The most consequential shift in professional social media in the last 18 months has been the quiet migration away from X and toward two platforms that took different paths to fill the gap. LinkedIn has absorbed the corporate and career-adjacent professional conversation and grown its content engagement significantly through 2025 and into the first quarter of 2026. Substack Notes has built a smaller but more concentrated layer of writers, journalists, and independent thinkers who left X and did not find a home on Bluesky or Threads. The two platforms feel different to use, reach different audiences, and reward different content.
LinkedIn's growth has been the bigger commercial story. The platform reported 1.06 billion members in February with 412 million monthly active users, and content posts have grown 47 percent year over year.

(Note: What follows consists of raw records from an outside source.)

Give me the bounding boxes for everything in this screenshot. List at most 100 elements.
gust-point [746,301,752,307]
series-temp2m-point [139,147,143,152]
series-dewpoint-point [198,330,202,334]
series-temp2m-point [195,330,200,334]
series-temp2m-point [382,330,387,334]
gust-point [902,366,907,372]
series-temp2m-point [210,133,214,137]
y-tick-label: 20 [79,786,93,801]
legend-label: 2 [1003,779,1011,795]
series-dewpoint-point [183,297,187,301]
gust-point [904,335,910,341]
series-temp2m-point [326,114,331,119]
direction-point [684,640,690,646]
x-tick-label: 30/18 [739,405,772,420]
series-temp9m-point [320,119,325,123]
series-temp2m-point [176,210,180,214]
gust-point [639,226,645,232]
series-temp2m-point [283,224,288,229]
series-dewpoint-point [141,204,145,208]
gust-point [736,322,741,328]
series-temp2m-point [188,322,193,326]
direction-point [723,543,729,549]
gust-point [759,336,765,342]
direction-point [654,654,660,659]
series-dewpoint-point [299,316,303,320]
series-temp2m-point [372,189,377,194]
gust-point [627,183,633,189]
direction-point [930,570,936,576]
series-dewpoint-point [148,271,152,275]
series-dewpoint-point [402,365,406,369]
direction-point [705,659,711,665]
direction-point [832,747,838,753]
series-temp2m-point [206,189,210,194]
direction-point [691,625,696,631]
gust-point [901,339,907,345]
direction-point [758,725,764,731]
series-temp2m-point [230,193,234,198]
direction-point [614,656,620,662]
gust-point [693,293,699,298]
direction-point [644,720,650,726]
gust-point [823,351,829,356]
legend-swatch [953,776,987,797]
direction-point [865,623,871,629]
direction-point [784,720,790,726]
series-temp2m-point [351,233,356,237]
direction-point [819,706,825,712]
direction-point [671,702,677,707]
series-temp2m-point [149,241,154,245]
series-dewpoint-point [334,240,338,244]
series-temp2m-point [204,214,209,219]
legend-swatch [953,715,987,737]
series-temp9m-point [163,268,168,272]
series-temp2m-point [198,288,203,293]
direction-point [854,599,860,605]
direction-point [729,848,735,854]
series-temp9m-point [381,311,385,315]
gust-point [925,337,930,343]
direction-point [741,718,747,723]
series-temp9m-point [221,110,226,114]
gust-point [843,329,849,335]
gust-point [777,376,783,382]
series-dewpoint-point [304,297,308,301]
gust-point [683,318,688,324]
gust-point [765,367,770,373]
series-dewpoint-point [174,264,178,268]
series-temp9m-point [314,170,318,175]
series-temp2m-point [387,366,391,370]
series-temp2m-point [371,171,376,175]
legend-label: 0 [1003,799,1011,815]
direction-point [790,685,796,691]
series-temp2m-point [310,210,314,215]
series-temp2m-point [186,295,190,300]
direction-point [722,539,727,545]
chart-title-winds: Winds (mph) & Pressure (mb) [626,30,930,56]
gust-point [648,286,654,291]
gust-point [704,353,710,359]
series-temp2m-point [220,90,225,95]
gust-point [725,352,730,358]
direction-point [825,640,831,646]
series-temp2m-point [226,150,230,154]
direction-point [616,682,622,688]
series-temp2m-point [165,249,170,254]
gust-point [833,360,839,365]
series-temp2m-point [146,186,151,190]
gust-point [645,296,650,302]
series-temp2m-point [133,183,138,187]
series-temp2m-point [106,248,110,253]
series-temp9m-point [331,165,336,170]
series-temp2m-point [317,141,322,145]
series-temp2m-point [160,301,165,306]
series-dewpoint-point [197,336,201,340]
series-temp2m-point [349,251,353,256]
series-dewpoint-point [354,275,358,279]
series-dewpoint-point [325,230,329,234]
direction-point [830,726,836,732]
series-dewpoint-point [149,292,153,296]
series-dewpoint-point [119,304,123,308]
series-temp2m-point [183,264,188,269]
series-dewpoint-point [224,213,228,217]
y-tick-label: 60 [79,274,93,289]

The LinkedIn algorithm changed materially in late 2024 to prioritize what the platform calls knowledge sharing and personal expertise, which translated to longer text posts, document carousels, and short native video performing better than the link sharing that used to dominate. The dwell time per session climbed from 4.2 minutes in 2023 to 7.8 minutes in March 2026, which is the kind of metric that drives advertiser interest and the platform's parent Microsoft has continued to roll out new monetization features.
Substack Notes launched in April 2023 as the company's answer to Twitter and grew slowly for the first year before the X migration accelerated. The platform reported 16 million monthly active users in March, which is roughly one fortieth of LinkedIn's scale, but the engagement profile is different. The average Notes user spends 22 minutes per session and the platform has become the primary discovery engine for new Substack subscribers. The relationship between Notes and paid subscriptions is direct: a writer who posts consistently on Notes typically converts 1 to 3 percent of new followers to paid subscribers within 90 days, which is a much higher rate than the same audience would convert from Twitter or LinkedIn.
The content that performs on each platform is meaningfully different. LinkedIn rewards a personal story or insight tied to a professional lesson, posted in 700 to 1500 character ranges with line breaks every two or three sentences for readability. The platform's algorithm penalizes external links in the post body, so most successful posts include the link in the comments or omit it entirely. Document carousels of 8 to 12 slides have been the highest reach format for the last year. Native video under 90 seconds performs strongly when it includes captions and a clear hook in the first three seconds.
Substack Notes content is closer to the long form Twitter style of 2018 and 2019. Posts can run up to 4000 characters, the network effect is driven by restacks rather than reposts, and the discovery surface is built around the recommendations of writers you already follow. The successful Notes patterns are excerpts from longer Substack posts, in progress thinking that signals what a writer is working on, and conversational threading with other writers. The platform does not surface posts to non subscribers as aggressively as LinkedIn does, which means audience growth is slower but more durable.
The choice between the two platforms depends on what you are actually trying to build. If your work is in a recognizable corporate or career function, including consulting, recruiting, sales, marketing, finance, or technology leadership, LinkedIn is the higher leverage platform. The audience on LinkedIn is on the platform during work hours, in a work mode, and looking for professional content. The path from a strong post to a sales conversation, a job opportunity, or a speaking engagement is shorter on LinkedIn than on any other platform.
If your work is independent writing, journalism, criticism, or any practice that depends on building a paid audience, Substack Notes is the higher leverage platform despite its smaller size. The conversion economics are better, the discovery network is built around the same kind of work you are doing, and the platform does not require you to maintain a separate identity for your professional and writing voice. The downside is that Substack Notes is not where employers, clients, or partners are likely to find you organically unless they are already in the writing ecosystem.
The case for using both is strong if you have time. Many writers and operators are running a LinkedIn presence that focuses on professional content and a Substack that focuses on long form thinking, with Notes serving as the connector between the two. The cross posting workflow is straightforward; the same insight reframed for the platform's culture lands well on each. The time cost of posting on both is real and the discipline that works is to write the long form on Substack first, post Notes excerpts during the week, and translate one or two of the strongest themes into a LinkedIn post each week.
For Nashville professionals, freelancers, and creators, the practical takeaway is that the X era of building a professional brand is over for most use cases and the two platforms that have replaced it are not interchangeable. The decision is real and worth making intentionally rather than defaulting to whichever platform you opened most recently. The audiences on each are large enough to support a real career and small enough that consistent posting still produces compounding returns within 12 to 18 months.